Viendo los primeros capítulos de la serie Amanda Knox: Una historia retorcida en Disney+ no puedo dejar de pensar cómo este caso, que acaparó titulares en todo el mundo en 2007, mueve todas esas fibras que tanto funcionan en la televisión global y en la mexicana. Para quien no recuerde, Amanda Knox era solo una chica estadunidense de 20 años que estudiaba en Italia cuando su compañera de casa fue brutalmente asesinada. Amanda pasó cuatro años en prisión siendo considerada culpable del terrible hecho, hasta que sus abogados —y la embajada de su país— lograron liberarla.
Recuerdo haber reportado sobre el caso en el noticiario en el que trabajaba, y recuerdo cómo la primera información que surgió desde Italia no dejaba la menor duda sobre lo que había pasado.

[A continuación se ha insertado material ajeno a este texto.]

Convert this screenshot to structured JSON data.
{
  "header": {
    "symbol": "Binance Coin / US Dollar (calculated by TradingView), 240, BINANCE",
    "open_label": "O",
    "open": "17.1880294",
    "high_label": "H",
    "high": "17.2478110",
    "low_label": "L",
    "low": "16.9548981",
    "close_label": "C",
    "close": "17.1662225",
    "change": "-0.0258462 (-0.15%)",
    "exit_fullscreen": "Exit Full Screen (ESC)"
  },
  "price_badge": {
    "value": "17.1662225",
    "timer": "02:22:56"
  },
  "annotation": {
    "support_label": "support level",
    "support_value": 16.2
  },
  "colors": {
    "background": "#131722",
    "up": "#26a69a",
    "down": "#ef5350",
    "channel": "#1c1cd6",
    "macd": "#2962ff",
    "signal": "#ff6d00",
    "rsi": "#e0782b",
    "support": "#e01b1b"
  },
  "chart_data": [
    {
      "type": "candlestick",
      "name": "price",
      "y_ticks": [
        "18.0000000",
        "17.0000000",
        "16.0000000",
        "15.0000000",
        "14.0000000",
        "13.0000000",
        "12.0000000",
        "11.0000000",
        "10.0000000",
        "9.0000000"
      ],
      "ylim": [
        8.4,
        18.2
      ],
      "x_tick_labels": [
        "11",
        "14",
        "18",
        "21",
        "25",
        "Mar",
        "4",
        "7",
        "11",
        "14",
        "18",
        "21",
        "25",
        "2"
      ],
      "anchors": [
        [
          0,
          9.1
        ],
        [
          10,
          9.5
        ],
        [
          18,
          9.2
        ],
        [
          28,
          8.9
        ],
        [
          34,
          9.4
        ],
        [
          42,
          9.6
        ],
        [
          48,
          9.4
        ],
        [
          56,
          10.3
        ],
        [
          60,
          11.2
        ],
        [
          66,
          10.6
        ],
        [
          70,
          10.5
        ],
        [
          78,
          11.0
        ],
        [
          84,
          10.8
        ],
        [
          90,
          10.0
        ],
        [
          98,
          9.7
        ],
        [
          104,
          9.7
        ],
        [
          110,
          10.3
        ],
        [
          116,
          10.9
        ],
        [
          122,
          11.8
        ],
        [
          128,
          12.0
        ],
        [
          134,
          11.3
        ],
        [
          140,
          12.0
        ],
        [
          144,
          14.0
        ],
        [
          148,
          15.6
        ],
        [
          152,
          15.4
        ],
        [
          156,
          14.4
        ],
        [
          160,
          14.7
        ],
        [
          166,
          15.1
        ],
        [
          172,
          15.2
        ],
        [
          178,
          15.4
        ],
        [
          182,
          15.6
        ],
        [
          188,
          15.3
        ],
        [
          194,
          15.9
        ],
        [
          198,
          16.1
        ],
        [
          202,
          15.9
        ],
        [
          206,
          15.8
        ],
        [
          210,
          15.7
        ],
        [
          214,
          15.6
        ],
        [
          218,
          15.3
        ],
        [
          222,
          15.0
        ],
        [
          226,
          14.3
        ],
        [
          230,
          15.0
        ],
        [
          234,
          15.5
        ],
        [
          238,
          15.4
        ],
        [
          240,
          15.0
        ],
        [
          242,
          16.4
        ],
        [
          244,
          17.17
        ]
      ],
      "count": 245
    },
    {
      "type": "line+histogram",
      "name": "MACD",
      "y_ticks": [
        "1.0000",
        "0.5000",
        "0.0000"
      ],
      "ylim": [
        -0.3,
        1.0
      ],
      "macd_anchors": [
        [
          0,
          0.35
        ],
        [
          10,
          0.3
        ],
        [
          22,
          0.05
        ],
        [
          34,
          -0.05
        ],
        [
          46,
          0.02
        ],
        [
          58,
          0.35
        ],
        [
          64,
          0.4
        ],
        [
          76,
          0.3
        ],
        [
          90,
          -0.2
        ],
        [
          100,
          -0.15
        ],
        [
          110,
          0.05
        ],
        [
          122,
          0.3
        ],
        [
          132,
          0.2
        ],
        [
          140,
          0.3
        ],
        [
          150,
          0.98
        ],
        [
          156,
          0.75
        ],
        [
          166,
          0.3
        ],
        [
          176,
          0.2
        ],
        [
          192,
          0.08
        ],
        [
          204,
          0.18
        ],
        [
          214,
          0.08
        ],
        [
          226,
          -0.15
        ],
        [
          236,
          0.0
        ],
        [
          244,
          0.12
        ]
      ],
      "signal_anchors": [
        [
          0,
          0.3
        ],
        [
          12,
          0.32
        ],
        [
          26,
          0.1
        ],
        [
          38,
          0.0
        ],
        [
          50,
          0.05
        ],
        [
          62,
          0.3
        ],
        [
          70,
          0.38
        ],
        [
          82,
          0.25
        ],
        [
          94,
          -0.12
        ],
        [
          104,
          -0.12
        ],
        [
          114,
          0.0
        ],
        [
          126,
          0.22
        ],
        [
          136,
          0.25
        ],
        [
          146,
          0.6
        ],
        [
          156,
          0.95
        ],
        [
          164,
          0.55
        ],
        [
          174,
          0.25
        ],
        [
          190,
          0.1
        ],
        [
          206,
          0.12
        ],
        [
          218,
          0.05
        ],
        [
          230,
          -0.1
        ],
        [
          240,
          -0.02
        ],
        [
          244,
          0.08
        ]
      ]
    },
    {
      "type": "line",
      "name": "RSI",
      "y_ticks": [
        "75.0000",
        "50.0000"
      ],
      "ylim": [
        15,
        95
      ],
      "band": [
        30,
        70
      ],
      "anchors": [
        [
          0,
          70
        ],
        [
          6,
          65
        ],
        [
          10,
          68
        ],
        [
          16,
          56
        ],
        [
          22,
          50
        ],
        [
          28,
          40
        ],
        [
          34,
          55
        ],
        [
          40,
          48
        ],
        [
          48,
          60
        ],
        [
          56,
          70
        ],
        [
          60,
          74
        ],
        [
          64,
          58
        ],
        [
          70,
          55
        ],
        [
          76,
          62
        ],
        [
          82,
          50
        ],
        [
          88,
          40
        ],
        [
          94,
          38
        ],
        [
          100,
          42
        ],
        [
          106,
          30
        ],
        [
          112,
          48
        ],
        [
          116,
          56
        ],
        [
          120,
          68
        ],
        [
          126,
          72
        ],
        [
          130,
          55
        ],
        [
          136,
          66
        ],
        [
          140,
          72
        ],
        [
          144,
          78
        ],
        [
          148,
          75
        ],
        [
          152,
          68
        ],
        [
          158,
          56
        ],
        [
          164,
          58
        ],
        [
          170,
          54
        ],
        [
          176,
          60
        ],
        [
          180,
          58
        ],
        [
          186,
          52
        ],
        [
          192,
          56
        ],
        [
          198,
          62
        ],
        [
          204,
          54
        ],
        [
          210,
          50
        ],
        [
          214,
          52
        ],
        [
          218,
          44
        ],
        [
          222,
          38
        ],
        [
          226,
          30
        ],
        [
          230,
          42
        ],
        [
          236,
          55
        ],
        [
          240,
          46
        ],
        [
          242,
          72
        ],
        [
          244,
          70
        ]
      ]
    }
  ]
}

Cosa que, con pruebas y el tiempo, ha quedado descartada como la verdad, con la excepción de uno que otro europeo que aún no lo cree. Así que tenía mucha curiosidad de ver esta historia en pantalla, en particular porque Amanda es quien ahora la cuenta, y Monica Lewinsky es la productora.
Independientemente de que la historia está muy bien narrada, aunque sea desde la perspectiva de Amanda, con lo que me quedo es con el poder que estas dos mujeres tuvieron que arrebatarle al mundo: a los titulares, al sensacionalismo, a esa versión de los hechos con la que nos hubiéramos quedado si los mismos paradigmas sobre lo que “debemos ser las mujeres” a finales de los 90 y principios de siglo siguieran operando. Eso, en sí, ya es un triunfo. Y si tomamos en cuenta cómo es que ellas están usando el “entretenimiento” para dejar claro cómo quieren ser recordadas, pues mejor para ellas. A fin de cuentas, fueron destruidas por millones de opiniones, de voces y de medios que las presionaron en honor al entretenimiento mismo.